Stumpf's ability to monitor his own company's business practices came under fire last month after he was grilled by both House and Senate committees following the bank's admission that upwards of two million accounts had been opened without customers' consent. Lawmakers blasted Stumpf over the fact the alleged scam went on for so long without any correction as top executives collected large payouts. Stumpf surrendered $41 million in unvested stock awards, but Sen. Elizabeth Warren (D-Mass.) still thinks Stumpf should face additional penalties. "As I said at the hearing last month, Mr. Stumpf should resign, return every nickel he made while this scam was going on, and face an investigation by the Justice Department and SEC. So far, he's one for three," Warren said in a statement to USA TODAY.

Under fire, Stumpf stepped down from not only the CEO post at Wells Fargo, but also as chairman of the board. Yet, he continues to sit on the boards of two large companies in the Standard & Poor's 500 and is a member of committees on both those boards responsible for overseeing corporate governance.

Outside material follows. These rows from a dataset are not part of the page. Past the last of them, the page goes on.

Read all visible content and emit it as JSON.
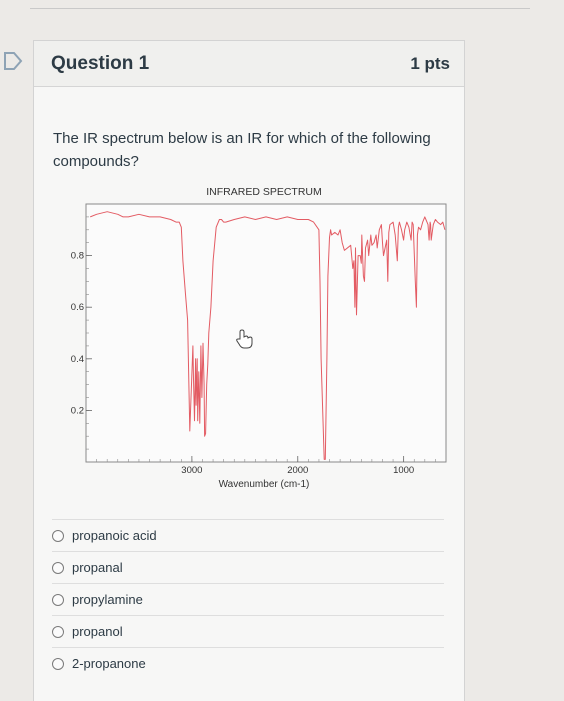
{
  "question": {
    "title": "Question 1",
    "points": "1 pts",
    "text": "The IR spectrum below is an IR for which of the following compounds?"
  },
  "chart_data": {
    "type": "line",
    "title": "INFRARED SPECTRUM",
    "xlabel": "Wavenumber (cm-1)",
    "ylabel": "",
    "xlim": [
      4000,
      600
    ],
    "ylim": [
      0,
      1
    ],
    "x_ticks": [
      "3000",
      "2000",
      "1000"
    ],
    "y_ticks": [
      "0.8",
      "0.6",
      "0.4",
      "0.2"
    ],
    "grid": false,
    "series": [
      {
        "x": [
          3960,
          3900,
          3800,
          3700,
          3650,
          3600,
          3500,
          3400,
          3300,
          3200,
          3150,
          3120,
          3100,
          3085,
          3060,
          3040,
          3020,
          2990,
          2985,
          2975,
          2965,
          2960,
          2950,
          2945,
          2935,
          2925,
          2915,
          2905,
          2895,
          2885,
          2880,
          2870,
          2860,
          2850,
          2840,
          2820,
          2800,
          2770,
          2740,
          2720,
          2700,
          2680,
          2600,
          2500,
          2400,
          2300,
          2200,
          2100,
          2000,
          1950,
          1900,
          1850,
          1800,
          1790,
          1780,
          1750,
          1740,
          1725,
          1715,
          1700,
          1690,
          1680,
          1650,
          1620,
          1600,
          1580,
          1560,
          1500,
          1480,
          1470,
          1460,
          1455,
          1445,
          1430,
          1410,
          1400,
          1395,
          1380,
          1370,
          1360,
          1340,
          1330,
          1310,
          1300,
          1280,
          1260,
          1250,
          1230,
          1210,
          1200,
          1190,
          1180,
          1160,
          1150,
          1140,
          1130,
          1100,
          1080,
          1060,
          1050,
          1040,
          1020,
          1000,
          990,
          970,
          950,
          930,
          920,
          910,
          890,
          880,
          870,
          860,
          840,
          820,
          800,
          790,
          770,
          760,
          750,
          745,
          740,
          730,
          720,
          700,
          680,
          650,
          630,
          610
        ],
        "y": [
          0.95,
          0.96,
          0.97,
          0.96,
          0.95,
          0.95,
          0.96,
          0.95,
          0.95,
          0.94,
          0.93,
          0.93,
          0.91,
          0.78,
          0.65,
          0.55,
          0.12,
          0.45,
          0.32,
          0.16,
          0.4,
          0.22,
          0.4,
          0.16,
          0.35,
          0.15,
          0.45,
          0.25,
          0.46,
          0.3,
          0.1,
          0.11,
          0.3,
          0.38,
          0.5,
          0.6,
          0.78,
          0.91,
          0.94,
          0.94,
          0.93,
          0.93,
          0.94,
          0.95,
          0.94,
          0.95,
          0.94,
          0.95,
          0.94,
          0.94,
          0.94,
          0.93,
          0.9,
          0.7,
          0.4,
          0.01,
          0.01,
          0.4,
          0.72,
          0.87,
          0.9,
          0.88,
          0.89,
          0.88,
          0.9,
          0.85,
          0.82,
          0.84,
          0.75,
          0.78,
          0.6,
          0.83,
          0.57,
          0.8,
          0.8,
          0.77,
          0.88,
          0.72,
          0.7,
          0.83,
          0.86,
          0.8,
          0.88,
          0.84,
          0.85,
          0.88,
          0.83,
          0.9,
          0.92,
          0.85,
          0.8,
          0.82,
          0.86,
          0.7,
          0.89,
          0.92,
          0.93,
          0.88,
          0.78,
          0.91,
          0.93,
          0.9,
          0.86,
          0.9,
          0.93,
          0.91,
          0.86,
          0.93,
          0.92,
          0.7,
          0.6,
          0.88,
          0.91,
          0.9,
          0.93,
          0.95,
          0.94,
          0.92,
          0.86,
          0.93,
          0.92,
          0.86,
          0.89,
          0.92,
          0.94,
          0.93,
          0.92,
          0.93,
          0.9
        ]
      }
    ]
  },
  "answers": [
    {
      "label": "propanoic acid"
    },
    {
      "label": "propanal"
    },
    {
      "label": "propylamine"
    },
    {
      "label": "propanol"
    },
    {
      "label": "2-propanone"
    }
  ],
  "colors": {
    "spectrum_line": "#e35b63",
    "frame": "#8a8a8a"
  },
  "icons": {
    "marker": "question-marker-icon",
    "cursor": "hand-pointer-icon"
  }
}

Stumpf is on both the nominating and governance as well as the Risk and Compliance committees at Target. He has been a board member at the retailer since 2010. Last year Target paid him $102,500 in fees and cash and $170,021 in stock awards. "We are monitoring the situation and have nothing more to share at this time," according to a statement from Target to USA TODAY. Stumpf owned Target stock valued at $1.2 million as of the end of last year.

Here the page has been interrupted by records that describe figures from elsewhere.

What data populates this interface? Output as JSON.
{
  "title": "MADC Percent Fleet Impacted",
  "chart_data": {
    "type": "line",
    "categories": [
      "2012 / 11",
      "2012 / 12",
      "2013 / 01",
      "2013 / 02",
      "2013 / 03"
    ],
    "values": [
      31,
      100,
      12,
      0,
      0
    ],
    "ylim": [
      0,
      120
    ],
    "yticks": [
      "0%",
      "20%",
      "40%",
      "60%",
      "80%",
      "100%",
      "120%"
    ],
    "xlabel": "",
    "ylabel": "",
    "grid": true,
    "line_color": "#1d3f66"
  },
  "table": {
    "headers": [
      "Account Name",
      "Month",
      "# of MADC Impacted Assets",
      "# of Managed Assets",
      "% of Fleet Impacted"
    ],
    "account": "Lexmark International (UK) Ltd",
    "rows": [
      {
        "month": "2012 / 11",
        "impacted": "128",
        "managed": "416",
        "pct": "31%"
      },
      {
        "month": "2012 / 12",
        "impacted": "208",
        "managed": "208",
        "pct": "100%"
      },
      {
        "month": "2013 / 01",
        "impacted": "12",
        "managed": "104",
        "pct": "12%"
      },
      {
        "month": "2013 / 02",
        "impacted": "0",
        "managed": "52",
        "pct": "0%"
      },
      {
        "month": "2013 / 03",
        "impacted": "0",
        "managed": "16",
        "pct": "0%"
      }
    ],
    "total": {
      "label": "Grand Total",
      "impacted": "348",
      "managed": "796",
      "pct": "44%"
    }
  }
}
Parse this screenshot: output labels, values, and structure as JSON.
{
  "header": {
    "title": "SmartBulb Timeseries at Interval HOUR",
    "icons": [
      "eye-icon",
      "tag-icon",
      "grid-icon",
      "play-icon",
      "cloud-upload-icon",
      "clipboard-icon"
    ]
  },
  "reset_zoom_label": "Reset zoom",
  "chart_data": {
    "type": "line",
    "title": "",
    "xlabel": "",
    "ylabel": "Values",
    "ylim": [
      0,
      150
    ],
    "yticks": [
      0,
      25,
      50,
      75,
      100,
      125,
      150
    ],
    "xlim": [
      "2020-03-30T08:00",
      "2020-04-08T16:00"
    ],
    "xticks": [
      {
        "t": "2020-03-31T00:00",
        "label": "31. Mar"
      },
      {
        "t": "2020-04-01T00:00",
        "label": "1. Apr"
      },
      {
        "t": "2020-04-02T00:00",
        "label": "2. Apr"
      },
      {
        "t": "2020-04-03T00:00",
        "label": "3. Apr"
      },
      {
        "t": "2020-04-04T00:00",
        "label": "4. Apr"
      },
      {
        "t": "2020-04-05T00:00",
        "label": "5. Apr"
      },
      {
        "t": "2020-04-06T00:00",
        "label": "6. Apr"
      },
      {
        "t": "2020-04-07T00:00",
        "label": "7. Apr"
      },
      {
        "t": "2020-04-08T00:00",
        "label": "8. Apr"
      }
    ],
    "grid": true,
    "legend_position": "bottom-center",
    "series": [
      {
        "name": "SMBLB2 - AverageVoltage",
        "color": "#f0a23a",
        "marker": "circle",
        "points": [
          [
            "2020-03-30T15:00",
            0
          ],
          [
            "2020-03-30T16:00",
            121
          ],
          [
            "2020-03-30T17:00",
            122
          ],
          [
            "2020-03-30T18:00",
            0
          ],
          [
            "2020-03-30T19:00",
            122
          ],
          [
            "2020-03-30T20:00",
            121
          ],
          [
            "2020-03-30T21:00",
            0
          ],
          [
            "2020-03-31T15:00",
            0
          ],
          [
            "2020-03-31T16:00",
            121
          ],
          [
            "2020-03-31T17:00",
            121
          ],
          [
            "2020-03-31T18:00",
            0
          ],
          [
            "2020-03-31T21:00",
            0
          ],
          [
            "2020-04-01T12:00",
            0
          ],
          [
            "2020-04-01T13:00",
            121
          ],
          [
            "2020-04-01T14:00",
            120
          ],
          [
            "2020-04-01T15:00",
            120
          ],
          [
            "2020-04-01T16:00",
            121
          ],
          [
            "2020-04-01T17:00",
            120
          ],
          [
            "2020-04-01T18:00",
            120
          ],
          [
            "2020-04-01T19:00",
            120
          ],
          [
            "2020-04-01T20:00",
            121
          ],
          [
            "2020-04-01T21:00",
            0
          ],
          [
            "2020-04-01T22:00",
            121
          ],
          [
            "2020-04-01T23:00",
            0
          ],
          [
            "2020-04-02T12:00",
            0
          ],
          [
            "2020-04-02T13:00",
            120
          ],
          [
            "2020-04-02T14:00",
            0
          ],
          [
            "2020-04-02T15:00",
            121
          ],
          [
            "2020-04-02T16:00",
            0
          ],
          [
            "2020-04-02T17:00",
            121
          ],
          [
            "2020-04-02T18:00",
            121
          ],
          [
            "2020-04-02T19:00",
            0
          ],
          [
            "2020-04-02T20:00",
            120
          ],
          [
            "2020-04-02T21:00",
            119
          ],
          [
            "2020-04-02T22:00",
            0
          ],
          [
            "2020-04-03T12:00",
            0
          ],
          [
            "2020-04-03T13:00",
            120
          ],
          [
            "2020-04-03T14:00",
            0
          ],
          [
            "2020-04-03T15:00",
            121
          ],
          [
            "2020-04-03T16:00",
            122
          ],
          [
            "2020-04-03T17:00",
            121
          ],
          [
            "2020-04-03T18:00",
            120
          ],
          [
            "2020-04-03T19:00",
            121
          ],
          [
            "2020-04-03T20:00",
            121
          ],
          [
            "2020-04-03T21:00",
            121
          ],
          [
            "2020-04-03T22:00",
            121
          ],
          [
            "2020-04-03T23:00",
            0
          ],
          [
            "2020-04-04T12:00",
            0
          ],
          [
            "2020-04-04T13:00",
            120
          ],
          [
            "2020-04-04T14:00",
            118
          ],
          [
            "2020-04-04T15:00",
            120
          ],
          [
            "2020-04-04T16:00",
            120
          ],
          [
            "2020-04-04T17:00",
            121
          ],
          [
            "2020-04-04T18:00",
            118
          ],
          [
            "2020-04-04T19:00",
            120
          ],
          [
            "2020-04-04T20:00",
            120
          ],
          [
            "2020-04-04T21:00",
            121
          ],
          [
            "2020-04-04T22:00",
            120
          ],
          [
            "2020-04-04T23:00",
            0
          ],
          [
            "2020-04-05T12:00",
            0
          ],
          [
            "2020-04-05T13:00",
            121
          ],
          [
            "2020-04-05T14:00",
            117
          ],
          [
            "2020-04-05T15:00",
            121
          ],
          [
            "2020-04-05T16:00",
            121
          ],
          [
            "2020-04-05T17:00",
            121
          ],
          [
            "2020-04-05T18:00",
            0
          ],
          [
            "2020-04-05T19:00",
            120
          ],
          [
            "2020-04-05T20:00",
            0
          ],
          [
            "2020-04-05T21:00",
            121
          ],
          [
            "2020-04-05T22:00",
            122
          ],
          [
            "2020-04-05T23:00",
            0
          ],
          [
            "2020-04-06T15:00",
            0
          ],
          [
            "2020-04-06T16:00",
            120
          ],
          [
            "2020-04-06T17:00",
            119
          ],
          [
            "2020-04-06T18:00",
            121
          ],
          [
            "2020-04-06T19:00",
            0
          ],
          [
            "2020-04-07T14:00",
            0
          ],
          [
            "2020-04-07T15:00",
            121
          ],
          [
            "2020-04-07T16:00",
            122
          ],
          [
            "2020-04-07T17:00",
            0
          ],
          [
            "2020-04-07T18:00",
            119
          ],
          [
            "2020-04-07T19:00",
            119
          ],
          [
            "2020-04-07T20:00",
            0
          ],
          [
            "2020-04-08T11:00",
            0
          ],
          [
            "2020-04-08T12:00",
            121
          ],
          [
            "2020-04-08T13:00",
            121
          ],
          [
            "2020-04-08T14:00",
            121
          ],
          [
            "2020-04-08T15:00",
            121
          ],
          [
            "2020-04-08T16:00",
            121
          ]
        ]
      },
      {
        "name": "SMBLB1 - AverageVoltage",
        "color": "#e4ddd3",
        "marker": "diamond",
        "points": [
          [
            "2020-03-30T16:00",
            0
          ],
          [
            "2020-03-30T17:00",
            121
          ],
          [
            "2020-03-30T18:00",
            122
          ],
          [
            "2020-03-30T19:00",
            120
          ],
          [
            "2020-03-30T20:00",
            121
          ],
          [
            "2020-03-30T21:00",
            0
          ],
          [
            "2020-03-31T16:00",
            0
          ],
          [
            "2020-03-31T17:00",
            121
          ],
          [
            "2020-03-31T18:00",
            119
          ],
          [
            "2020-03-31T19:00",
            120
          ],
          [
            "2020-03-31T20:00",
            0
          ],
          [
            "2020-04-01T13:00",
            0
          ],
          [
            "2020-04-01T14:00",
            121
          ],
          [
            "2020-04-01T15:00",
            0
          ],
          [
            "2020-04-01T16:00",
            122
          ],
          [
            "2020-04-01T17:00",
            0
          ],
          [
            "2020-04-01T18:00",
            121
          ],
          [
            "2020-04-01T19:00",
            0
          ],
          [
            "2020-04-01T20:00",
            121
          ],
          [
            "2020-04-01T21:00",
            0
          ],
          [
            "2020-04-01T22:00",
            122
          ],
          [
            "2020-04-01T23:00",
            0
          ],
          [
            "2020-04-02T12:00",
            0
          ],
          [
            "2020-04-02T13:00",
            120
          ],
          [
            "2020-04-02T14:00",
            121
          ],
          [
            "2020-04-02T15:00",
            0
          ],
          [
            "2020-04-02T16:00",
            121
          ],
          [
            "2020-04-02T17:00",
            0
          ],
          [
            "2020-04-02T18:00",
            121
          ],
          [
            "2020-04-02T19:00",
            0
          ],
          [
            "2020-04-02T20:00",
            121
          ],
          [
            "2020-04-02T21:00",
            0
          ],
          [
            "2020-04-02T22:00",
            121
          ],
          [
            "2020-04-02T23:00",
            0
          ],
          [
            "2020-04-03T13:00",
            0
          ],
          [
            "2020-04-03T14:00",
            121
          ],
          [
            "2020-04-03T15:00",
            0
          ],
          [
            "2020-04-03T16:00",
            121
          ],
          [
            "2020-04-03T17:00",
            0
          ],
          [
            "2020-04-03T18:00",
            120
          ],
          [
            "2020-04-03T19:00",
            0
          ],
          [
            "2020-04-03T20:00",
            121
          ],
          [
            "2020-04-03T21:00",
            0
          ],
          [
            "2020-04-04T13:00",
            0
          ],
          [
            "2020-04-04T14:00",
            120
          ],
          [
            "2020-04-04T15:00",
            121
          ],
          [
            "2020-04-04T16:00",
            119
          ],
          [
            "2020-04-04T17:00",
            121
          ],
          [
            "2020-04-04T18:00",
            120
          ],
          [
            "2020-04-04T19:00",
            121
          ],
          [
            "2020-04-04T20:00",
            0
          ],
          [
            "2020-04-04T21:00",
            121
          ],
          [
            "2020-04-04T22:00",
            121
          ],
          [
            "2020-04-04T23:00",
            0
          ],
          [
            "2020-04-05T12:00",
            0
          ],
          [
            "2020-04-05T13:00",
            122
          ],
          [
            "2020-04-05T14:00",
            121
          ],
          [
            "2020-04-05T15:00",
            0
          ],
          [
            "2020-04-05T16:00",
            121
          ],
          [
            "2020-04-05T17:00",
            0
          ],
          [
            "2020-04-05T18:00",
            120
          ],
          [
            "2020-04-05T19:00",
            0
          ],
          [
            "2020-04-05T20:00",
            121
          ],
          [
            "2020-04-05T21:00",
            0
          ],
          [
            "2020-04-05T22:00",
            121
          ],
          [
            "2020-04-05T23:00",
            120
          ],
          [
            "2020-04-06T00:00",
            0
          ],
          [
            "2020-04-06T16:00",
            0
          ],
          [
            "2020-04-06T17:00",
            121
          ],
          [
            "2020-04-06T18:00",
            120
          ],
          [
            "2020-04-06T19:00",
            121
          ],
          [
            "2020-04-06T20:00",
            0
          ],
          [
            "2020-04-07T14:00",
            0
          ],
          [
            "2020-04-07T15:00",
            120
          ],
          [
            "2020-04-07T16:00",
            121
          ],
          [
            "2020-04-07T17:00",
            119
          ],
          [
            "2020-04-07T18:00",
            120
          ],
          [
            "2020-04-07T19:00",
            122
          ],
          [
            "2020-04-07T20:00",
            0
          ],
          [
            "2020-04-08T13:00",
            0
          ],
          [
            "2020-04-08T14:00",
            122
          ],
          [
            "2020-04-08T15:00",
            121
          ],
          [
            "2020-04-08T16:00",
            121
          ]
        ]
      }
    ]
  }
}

Over at Chevron, Stumpf holds a similar supervisory role and has been on the board there since 2010 as well. He's a member of both the nomination and governance committee as well as the management compensation committee at the energy company. Chevron paid him $150,000 in cash, $225,000 in stock awards and $737 in other payments last year. "Per corporate policy, continued service on Chevron’s Board of Directors upon change in job status is a matter that must be addressed by the full Chevron board. Therefore, it would be premature to comment at this time," Chevron said in a statement.

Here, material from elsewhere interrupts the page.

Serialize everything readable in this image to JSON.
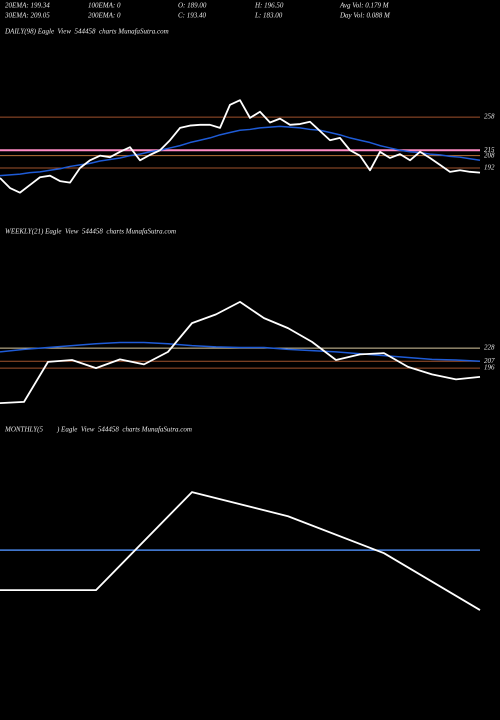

Wells Fargo did not have a comment.

Stumpf's retirement marks a sudden end to what had been a long and respected banking career since he earned his MBA from the University of Minnesota. Stumpf had been at Wells Fargo for 34 years, rising from the ranks including stints leading various regions for the bank. He is credited with a number of savvy business moves that allowed Wells Fargo to be the most valuable U.S. bank, even though it wasn't the largest by revenue. Stumpf navigated the bank through the 2008 financial crisis relatively unscathed and it gained a significant footprint on the East Coast by acquiring banks that didn't prepare as well for the mortgage meltdown.

But missing out on board positions, which is typical for CEOs and retired CEOs of large companies, could take away a lucrative conclusion to Stumpf's career. "If a reputational hit leads to that board member stepping down — and potentially not being asked to serve on additional boards — that would represent a significant individual financial impact," says Nir Kossovsky, CEO of Steel City Re, which insures companies and executives.